The habit of putting the family name on the business has fallen out of fashion, and the practice of the founder or his family controlling and running of company may be on the wane as well. Most people with a passing knowledge of regional business history can identify the founders behind such influential regional companies as Microsoft (Paul Allen and Bill Gates) and Amazon (Jeff Bezos). Nor is there doubting their influence, real or potential, over their respective companies; Bezos, according to the most recent proxy, holds 19 percent of Amazon stock. Gates, according to the last Microsoft proxy, holds about 5.5 percent of that company’s shares.
But none of the three named their ventures after themselves, nor did most of their generational or tech-industry peers. And unlike many CEO-founders of past generations, today’s crop is quite willing to move on to other interests and activities. Gates still serves as chairman of Microsoft, but hasn’t been chief executive since 2000; he’s far more identified these days with the activities of his foundation.
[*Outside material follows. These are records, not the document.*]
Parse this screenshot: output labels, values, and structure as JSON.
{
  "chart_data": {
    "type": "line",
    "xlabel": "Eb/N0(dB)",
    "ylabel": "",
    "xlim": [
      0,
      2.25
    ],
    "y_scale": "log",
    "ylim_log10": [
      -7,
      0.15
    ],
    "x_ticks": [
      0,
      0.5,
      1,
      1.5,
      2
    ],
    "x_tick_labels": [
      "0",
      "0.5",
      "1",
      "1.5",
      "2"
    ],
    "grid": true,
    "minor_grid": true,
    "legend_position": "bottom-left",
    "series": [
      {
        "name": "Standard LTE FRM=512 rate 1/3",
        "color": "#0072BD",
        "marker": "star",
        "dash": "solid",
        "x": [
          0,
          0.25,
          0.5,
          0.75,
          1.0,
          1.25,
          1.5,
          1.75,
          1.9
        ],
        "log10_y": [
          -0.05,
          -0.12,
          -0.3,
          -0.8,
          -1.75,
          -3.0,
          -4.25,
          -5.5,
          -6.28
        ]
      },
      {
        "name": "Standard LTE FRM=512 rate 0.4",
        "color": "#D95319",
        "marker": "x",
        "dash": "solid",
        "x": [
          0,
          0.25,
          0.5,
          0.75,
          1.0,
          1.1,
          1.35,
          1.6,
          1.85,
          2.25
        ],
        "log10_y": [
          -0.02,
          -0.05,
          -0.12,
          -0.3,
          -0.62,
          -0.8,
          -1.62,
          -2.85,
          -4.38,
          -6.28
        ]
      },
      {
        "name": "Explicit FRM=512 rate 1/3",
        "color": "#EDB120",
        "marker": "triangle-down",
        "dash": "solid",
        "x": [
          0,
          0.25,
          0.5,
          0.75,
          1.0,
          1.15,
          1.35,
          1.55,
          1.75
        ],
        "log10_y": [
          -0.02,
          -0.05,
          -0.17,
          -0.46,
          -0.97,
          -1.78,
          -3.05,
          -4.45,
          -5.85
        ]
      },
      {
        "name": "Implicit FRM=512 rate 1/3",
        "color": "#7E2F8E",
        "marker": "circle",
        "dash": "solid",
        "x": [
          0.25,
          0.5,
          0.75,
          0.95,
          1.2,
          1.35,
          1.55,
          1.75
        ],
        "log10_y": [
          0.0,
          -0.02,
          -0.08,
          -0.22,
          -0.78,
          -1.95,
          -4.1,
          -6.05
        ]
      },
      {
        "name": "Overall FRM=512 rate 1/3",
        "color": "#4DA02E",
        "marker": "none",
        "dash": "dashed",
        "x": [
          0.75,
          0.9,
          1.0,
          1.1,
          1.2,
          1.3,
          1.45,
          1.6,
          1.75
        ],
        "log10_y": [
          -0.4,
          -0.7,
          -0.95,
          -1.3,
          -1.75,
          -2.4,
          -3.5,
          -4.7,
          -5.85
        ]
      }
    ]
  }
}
Bezos is still in the thick of managing Amazon, but he too has worked on side projects and interests. And even if they had children of an age or interest to do so, few contemporary corporate CEOs seem interested in directing the kids toward someday taking over the business they run.
That evolution is neither good nor bad, it just is. Family leadership can be inspired, community minded, capable of handling change and as adept as the founder, or it can be insular, ossified, remote and untalented. The involvement of a family may give a company a legacy and an identity, but the next generation may decide it wants to do something else. Business entrepreneurialism isn’t going to change, but its face may have a different appearance if the companies that are established and endure go by names other than Boeing, Weyerhaeuser, Jeff’s Books ‘n’ Things or Bill’s House of Software.